Trabalho com um motorista que me passa uma série de valores diferentes. Fazer o que tem que ser feito, o que parece ser o certo, mesmo que isso possa gerar muitos ônus e quase nenhum bônus. Parou um bêbado na nossa base, abandonou o carro no meio do pátio, bloqueando a passagem das viaturas e começou a conversar com todos, de um jeito bem inconveniente. A reação do motorista foi sem pestanejar: tomar a chave do carro e chamar a polícia. Eu não havia pensado nisso, mas quando ele falou, imediatamente concordei, não havia outro caminho. O mais fácil seria dar a chave e despachar o inconveniente ébrio o mais rápido possível, não ficar agüentando ele até a polícia chegar. Mas não tenho dúvidas que se eu desse a chave e ao virar a esquina o bêbado perdesse o controle a atropelasse uma criança, eu não conseguiria conviver com isso. Não conseguiria conviver com a idéia que isso pudesse acontecer por culpa minha, pelo meu conforto. Acho que isso é sensação de dever. Talvez em pequena escala, num exemplo pontual. Mas acho que isso é uma coisa que nós, como humanidade, temos perdido.

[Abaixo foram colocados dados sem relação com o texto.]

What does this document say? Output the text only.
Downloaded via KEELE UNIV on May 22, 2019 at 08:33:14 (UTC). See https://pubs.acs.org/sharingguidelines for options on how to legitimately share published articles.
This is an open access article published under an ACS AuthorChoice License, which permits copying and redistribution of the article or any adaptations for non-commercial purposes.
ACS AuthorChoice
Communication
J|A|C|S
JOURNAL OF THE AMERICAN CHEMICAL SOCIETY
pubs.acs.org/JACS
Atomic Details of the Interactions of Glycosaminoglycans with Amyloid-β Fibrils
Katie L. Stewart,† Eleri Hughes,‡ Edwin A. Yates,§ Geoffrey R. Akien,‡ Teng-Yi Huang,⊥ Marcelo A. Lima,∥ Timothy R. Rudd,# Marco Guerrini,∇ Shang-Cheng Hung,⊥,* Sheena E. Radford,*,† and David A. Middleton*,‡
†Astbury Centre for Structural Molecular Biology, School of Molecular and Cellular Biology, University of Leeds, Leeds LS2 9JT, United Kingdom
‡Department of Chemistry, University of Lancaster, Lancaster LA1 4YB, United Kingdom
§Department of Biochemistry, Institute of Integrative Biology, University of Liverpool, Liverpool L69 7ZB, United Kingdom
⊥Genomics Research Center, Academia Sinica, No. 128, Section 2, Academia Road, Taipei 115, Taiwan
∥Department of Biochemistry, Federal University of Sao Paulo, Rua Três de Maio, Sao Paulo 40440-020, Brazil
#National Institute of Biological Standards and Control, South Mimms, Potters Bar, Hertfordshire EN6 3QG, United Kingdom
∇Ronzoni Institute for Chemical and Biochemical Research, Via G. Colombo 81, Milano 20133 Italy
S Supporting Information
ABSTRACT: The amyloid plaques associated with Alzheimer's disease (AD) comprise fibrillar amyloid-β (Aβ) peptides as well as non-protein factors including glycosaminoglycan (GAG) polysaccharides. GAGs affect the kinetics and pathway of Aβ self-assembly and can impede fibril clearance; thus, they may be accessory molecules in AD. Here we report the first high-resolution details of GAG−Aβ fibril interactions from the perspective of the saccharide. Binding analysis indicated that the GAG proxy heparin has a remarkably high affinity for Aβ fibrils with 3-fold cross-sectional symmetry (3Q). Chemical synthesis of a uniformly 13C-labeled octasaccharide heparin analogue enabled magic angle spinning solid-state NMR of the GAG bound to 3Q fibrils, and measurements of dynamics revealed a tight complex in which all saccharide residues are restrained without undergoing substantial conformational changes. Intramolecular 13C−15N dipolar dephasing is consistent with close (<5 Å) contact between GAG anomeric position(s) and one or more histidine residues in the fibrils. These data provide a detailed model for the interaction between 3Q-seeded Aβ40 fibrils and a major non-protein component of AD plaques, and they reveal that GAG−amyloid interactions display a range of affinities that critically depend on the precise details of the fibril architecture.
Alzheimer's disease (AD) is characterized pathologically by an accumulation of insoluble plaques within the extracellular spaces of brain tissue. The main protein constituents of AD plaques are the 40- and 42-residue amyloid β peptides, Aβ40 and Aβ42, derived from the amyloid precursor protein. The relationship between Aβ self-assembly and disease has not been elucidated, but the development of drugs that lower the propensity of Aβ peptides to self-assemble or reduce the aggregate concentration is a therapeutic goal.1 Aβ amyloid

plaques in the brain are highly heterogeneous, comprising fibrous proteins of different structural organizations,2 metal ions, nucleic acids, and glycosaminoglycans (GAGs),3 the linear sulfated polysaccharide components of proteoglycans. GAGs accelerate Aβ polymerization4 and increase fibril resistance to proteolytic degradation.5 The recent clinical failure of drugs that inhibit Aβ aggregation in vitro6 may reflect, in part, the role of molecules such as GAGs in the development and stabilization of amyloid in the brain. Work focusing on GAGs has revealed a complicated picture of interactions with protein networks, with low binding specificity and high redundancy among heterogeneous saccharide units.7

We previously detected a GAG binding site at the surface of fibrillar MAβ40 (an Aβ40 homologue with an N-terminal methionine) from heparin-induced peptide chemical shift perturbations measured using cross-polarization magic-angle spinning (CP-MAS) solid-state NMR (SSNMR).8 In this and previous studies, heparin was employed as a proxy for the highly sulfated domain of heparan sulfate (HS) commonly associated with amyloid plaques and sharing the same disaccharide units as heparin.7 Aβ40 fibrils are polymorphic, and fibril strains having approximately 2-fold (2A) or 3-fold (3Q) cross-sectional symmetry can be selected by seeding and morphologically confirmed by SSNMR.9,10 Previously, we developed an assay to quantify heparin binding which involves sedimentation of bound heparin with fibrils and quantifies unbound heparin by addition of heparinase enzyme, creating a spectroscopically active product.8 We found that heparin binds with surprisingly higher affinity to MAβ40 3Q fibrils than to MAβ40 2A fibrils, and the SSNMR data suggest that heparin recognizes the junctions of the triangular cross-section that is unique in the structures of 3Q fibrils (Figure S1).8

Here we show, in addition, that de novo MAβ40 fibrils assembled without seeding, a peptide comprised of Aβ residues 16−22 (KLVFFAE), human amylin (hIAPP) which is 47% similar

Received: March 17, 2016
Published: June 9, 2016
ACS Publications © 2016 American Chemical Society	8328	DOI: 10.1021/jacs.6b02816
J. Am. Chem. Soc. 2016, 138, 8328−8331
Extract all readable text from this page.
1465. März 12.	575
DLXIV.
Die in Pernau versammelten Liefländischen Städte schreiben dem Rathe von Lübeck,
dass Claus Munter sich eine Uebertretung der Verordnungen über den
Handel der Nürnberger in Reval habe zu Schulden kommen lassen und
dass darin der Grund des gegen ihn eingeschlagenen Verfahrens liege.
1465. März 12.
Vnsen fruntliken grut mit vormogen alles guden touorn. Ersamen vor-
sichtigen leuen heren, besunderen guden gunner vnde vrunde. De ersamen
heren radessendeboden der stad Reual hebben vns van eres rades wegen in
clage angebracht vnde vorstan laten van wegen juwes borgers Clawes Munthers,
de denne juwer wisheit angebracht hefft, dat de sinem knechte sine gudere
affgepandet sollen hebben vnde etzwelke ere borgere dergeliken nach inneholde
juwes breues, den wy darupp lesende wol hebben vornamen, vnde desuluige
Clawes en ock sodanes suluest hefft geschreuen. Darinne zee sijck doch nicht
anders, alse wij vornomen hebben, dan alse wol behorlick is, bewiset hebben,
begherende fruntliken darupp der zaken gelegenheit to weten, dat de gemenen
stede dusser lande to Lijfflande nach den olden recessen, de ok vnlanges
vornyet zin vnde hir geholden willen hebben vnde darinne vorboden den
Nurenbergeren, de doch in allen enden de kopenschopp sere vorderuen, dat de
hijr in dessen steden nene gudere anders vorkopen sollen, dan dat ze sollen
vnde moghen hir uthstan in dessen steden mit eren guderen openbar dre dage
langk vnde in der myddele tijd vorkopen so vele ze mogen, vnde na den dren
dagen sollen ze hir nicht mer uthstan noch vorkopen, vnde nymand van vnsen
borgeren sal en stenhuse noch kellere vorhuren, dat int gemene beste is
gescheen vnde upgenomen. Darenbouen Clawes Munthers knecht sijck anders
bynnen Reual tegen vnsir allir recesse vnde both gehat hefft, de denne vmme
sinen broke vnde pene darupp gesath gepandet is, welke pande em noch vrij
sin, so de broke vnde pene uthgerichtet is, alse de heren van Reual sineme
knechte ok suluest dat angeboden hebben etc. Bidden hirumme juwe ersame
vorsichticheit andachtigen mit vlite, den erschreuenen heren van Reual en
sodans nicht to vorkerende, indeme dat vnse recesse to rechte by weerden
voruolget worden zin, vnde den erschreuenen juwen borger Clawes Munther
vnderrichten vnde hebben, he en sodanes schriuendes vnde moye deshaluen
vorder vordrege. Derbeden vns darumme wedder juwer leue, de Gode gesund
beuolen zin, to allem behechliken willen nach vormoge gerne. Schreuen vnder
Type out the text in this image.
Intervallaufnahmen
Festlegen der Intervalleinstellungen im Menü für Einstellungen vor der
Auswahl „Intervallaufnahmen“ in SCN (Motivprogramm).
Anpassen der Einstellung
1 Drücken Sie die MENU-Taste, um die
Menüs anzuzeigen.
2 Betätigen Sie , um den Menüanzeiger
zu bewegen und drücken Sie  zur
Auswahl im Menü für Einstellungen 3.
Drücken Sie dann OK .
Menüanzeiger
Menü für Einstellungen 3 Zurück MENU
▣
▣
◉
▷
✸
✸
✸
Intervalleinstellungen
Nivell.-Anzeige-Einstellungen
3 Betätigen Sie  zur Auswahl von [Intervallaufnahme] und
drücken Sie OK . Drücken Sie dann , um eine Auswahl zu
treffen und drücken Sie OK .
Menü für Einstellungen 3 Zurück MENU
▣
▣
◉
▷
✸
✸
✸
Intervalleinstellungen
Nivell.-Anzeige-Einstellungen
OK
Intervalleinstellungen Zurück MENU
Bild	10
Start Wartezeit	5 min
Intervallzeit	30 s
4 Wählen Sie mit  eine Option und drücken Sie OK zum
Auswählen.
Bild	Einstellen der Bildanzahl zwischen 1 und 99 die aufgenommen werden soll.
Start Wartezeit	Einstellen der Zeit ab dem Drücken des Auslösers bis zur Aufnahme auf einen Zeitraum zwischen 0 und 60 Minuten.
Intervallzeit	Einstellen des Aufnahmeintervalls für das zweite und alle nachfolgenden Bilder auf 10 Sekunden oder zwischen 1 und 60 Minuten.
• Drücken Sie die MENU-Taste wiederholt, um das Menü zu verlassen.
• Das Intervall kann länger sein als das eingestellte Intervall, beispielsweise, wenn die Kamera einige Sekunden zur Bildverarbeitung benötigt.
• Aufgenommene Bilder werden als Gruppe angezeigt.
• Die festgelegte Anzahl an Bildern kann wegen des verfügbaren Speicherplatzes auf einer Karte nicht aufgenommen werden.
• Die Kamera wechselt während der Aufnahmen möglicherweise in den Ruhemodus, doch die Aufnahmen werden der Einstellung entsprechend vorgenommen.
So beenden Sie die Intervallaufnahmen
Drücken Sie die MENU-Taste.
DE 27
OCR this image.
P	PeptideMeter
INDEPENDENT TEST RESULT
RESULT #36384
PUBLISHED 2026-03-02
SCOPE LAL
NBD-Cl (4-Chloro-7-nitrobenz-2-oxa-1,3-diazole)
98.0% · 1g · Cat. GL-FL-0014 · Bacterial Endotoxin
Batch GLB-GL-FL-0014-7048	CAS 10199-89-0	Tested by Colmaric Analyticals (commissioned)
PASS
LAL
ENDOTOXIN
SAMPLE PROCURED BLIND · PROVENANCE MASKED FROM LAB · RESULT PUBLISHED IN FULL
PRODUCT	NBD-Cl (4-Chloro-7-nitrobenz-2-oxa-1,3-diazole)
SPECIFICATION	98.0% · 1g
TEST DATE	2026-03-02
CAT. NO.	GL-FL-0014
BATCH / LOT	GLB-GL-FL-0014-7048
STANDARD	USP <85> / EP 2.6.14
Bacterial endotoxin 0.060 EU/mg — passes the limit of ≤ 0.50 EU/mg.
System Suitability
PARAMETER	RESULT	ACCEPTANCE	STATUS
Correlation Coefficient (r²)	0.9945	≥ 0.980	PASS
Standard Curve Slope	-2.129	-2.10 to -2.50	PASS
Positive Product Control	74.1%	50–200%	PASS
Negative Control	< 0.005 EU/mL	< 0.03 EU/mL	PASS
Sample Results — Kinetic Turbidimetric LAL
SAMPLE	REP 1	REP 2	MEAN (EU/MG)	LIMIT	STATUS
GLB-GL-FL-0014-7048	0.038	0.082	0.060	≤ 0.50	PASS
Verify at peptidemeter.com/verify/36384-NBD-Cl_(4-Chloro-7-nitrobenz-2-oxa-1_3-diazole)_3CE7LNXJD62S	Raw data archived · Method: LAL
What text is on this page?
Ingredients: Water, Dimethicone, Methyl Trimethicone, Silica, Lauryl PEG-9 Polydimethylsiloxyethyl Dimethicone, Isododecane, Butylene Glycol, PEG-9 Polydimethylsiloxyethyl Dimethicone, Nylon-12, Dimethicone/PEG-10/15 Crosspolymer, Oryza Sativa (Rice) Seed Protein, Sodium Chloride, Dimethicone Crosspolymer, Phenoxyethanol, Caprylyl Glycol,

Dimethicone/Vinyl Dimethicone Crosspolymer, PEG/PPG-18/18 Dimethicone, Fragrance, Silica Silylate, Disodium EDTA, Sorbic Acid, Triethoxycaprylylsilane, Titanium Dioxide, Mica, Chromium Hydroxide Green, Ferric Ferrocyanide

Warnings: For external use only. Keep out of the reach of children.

Não sei como foi em outras épocas, mas sempre houve as grandes histórias dos que cumpriram seu dever a despeito das probabilidades, do sacrifício, das duras penas. Estes eram idolatrados, tinham seu lugar garantido nas páginas dos livros, ou em Valhalla. Hoje nossos heróis são os que sofrem as duras penas ao sacrificar-se para passar três meses dentro de uma casa, sem trabalhar, sem produzir, sem criar, só comendo, dormindo e fofocando. E ainda por cima com o risco de sair milhonário. Aqueles que abrem mão de parte de seu bem estar em prol do próximo são vistos quase com escárnio. O bom é ser esperto, é tirar vantagem, passar por cima dos outros e o ganho pessoal.

Talvez seja por isso que o militarismo me atrai. Você não cumpre uma ordem para ganhar uma medalha, ou um aumento no salário. O sacrifício é para que aquele que rola na lama contigo possa sofrer um pouco menos, ou para que pessoas que você nem conhece sejam poupadas de algum sofrimento hipotético. Não discuto os méritos e verdades nessas palavras. Há um fator “lavagem cerebral” no militarismo. Mas a crença em cumprir o dever é o que leva os exércitos à vitória. E em que ponto nós, individualmente, somos diferentes de um batalhão? Só porque não temos ordens expressas e uma cadeia de comando? Ou porque nossas decisões diárias são menos críticas, menos imediatas? “Vou passar do limite de velocidade porque eu tenho pressa para chegar em casa”, mesmo que isso aumente drasticamente a chance de morte de eu atropelar alguém, ou colidir o carro. “Não vou pagar o imposto, porque só tem ladrão no governo”, mesmo que esse dinheiro possa fazer falta na compra de material escolar. Ou sei lá, acho que já deixo claro meu ponto.

O mundo não é preto e branco, mas na maioria das vezes não é difícil saber o certo do errado. O difícil é escolher o certo quando este não é vantajoso para o indivíduo. Acho que isso é o dever, ou o Dever. E talvez esse entendimento possa ajudar a dar sentido na vida e na nossa existência. Não consigo ser tão egocêntrico de acreditar que estou aqui só para o meu prazer. Ou talvez eu esteja errado. Ou ainda, querendo explicar o inexplicável.

Eu tinha lido, agora esqueci aonde, que a história só chama uma vez. Será que vou ser chamado? E como vou responder se for?